There are places of worship for Independents and Wesleyans. Near the church is a Maison de Dieu, of uncertain foundation, comprising fourteen almshouses for
widows. The remains of the castle, on the south-east
side of the town, consist of the mound, on which the
foundations of the keep are visible; the ditch, with part
of the external walls; and a dilapidated Norman gateway: the northern part has been converted into a
modern residence, and the ground within the walls
formed into gardens and shrubberies. The ruins of an
Augustine priory, established in the reign of Henry III.,
and situated in an adjacent vale, have been made into a
farmhouse. John of Gaunt, Duke of Lancaster, resided
at Tickhill Castle.
Ticknall, otherwise Tickenhall (St. Thomas à Becket)
TICKNALL, otherwise Tickenhall (St. Thomas à
Becket), a parish, in the union of Ashby-de-laZouch, hundred of Repton and Gresley, S. division
of the county of Derby, 9½ miles (S.) from Derby;
containing 1271 inhabitants. The parish is situated on
the road from Derby to Ashby, and comprises 1860a.
1r. 19p., mostly pasture, with some woodland; it is of
a clayey soil on the south side, and a light loam on the
north and north-west. Extensive lime-works are in
operation, affording employment to many of the population, and there are tramways for conveying the lime to
various parts.
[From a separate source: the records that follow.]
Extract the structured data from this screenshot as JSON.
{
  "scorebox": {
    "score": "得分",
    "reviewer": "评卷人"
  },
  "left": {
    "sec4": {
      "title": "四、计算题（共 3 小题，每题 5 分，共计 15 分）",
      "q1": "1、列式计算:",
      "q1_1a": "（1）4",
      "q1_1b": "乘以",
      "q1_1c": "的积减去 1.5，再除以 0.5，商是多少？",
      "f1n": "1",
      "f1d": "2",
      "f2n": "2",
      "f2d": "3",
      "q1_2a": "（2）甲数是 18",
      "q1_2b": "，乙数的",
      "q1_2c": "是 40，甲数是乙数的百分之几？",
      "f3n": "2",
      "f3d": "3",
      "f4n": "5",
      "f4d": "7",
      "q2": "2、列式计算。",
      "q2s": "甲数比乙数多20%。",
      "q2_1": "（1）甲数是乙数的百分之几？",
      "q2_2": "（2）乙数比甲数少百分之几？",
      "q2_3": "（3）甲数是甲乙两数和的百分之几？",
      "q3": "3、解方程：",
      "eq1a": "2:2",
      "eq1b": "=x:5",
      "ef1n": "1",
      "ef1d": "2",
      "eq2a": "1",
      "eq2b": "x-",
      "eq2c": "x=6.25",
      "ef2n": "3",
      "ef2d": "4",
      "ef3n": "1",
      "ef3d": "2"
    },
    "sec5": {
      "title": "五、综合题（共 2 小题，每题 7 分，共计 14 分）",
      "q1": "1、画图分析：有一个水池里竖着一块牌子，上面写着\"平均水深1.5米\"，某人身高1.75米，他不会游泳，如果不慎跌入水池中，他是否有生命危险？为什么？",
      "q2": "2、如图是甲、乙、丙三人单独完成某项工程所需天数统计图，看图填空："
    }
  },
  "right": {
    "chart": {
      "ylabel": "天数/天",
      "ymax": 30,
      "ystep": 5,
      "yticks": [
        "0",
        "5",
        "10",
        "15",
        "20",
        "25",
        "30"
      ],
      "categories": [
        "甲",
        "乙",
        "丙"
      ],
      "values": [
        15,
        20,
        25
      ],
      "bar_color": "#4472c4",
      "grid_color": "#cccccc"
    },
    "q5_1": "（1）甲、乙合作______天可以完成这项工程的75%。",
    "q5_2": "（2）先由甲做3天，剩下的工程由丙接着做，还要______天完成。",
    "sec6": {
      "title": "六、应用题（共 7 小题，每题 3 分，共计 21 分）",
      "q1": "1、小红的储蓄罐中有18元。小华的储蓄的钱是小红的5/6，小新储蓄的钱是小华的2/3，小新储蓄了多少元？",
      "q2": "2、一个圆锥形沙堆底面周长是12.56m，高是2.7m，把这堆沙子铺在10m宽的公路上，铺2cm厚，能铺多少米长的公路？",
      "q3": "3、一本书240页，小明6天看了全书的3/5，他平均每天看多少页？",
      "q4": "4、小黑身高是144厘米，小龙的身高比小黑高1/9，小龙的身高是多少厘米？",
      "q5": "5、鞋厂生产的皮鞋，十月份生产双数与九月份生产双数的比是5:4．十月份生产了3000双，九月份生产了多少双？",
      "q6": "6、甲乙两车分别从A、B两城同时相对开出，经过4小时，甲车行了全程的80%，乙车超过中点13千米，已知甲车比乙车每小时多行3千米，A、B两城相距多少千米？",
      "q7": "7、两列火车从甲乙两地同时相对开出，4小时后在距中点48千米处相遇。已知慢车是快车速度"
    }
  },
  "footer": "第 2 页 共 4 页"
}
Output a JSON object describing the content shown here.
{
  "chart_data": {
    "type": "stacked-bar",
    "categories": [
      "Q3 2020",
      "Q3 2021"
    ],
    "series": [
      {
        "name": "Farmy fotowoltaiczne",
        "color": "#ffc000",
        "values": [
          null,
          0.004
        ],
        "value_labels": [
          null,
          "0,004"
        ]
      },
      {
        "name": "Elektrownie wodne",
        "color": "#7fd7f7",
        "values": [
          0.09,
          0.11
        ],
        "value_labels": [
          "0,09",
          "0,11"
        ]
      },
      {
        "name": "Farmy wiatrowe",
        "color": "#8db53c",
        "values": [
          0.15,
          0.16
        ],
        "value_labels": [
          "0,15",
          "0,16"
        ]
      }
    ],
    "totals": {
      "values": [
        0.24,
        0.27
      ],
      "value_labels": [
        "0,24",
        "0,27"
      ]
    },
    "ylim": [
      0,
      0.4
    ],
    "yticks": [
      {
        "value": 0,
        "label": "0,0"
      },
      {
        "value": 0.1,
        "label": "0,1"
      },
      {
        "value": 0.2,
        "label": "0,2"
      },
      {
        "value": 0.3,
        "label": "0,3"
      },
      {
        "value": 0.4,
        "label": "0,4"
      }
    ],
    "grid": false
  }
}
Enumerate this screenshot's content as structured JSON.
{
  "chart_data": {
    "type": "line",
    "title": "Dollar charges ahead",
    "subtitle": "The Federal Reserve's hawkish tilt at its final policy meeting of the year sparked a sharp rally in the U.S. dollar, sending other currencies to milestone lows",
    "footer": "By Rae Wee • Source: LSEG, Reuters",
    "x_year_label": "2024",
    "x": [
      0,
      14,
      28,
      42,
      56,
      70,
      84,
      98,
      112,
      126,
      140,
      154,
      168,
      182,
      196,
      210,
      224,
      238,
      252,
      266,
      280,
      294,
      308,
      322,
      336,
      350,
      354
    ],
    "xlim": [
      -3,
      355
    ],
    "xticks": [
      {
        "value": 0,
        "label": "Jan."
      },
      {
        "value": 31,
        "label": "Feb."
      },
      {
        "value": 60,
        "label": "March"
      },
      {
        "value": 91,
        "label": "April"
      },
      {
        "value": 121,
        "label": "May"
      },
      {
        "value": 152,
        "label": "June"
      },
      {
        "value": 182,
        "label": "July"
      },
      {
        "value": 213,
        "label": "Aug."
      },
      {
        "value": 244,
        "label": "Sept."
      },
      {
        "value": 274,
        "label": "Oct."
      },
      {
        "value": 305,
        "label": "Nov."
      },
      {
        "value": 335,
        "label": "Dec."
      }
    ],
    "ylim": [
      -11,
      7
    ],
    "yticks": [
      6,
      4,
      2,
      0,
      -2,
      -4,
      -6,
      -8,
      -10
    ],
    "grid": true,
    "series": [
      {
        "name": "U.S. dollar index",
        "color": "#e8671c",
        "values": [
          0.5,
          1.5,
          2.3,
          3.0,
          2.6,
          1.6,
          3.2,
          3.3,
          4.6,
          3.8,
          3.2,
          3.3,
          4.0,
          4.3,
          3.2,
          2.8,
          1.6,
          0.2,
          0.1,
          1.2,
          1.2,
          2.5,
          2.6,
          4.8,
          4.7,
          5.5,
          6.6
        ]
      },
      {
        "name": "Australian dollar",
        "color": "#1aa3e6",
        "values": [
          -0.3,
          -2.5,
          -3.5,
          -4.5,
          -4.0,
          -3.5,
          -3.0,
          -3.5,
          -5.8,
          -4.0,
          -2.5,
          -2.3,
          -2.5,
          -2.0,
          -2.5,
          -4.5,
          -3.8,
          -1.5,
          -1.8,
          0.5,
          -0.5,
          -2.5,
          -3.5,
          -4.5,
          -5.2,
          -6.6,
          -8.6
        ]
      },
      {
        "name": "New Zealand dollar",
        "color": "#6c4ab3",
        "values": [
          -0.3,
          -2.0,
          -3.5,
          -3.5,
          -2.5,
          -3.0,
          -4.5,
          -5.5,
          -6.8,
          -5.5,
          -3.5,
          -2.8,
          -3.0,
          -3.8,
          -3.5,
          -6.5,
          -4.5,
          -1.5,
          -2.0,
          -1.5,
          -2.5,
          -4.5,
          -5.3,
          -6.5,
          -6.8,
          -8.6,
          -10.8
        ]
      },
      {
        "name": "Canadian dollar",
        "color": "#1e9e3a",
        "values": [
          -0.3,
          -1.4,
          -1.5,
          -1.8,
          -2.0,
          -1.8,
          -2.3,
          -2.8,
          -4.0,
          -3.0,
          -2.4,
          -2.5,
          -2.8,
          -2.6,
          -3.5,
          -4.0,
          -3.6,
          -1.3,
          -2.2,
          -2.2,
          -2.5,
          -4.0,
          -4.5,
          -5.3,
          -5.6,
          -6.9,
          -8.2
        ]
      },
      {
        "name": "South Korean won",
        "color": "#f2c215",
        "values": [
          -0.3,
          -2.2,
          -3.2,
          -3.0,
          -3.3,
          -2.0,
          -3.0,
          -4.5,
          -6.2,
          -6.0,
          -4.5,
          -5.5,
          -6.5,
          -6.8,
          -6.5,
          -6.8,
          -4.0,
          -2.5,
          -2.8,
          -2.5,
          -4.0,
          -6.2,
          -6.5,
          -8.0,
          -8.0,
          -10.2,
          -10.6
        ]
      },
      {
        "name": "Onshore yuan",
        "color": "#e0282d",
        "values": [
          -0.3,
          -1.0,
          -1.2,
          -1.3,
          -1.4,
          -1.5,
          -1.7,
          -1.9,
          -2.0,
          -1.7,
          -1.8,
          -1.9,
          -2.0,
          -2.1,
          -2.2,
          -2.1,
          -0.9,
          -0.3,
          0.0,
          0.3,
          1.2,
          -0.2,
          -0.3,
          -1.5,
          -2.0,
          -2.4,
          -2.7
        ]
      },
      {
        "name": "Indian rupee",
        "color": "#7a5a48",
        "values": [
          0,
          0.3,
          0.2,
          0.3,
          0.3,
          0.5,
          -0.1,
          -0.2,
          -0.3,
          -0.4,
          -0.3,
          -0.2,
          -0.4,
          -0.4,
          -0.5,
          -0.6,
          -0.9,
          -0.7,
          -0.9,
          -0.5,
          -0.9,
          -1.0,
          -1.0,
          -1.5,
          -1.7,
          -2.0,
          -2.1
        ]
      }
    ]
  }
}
About three-quarters of a mile south of
the village is a manufactory of brown earthenware.
The living is a perpetual curacy; net income, £262;
patron and impropriator, Sir John HarpurCrewe, Bart.;
a parsonage-house was built in 1839, and there is a
glebe of about 70½ acres, valued at £140. The church
was rebuilt in 1842, at a cost of £4000; it is in the
early English style, and consists of a nave, chancel,
aisles, and a tower and handsome spire, with a beautiful
east window of stained glass. Here are places of worship for Baptists and Wesleyans. A school-house was
erected by Dame Catherine Harpur, who, in 1744, conveyed for its support some land now producing an
income of £25; the premises were rebuilt in 1825, at
the expense of Sir George Crewe. An hospital for
seven decayed housekeepers was founded in 1771, by
Charles Harpur, Esq., who gave £500 for building it,
and endowed it with £2000, now yielding £70 per
annum. Lady Crewe supports a girls' school of 40
Tickton, with Hull-Bridge
TICKTON, with Hull-Bridge, a township, in the
parish of St. John, Beverley, union, and liberties of
the borough, of Beverley, E. riding of York, 2½ miles
(N. E.) from Beverley; containing 251 inhabitants, of
whom 193 are in Tickton. The hamlet of Tickton was
in possession of the church of St. John at Beverley so
early as the time of Athelstan, and is returned in
Domesday book as a berewick belonging to the archbishop, in Holderness. It is situated a little east of the
Hull river, and Hull-bridge derives its name from
a bridge at that place over the river. The township
comprises 700 acres, nearly all arable land: the surface
is level, interspersed with ornamental plantations; the
soil in the carrs is of a vegetable quality, imbedded with
numerous trees, and in other parts is found a kind of
loam. On the river is a commodious wharf. A church
was erected in 1843, at a cost of £800, by public subscription. There is a place of worship for Primitive
Methodists. On the lands of S. Wonnald, Esq., is a
strong chalybeate spring, which forces itself upwards, a
height of two yards, in the manner of a fountain.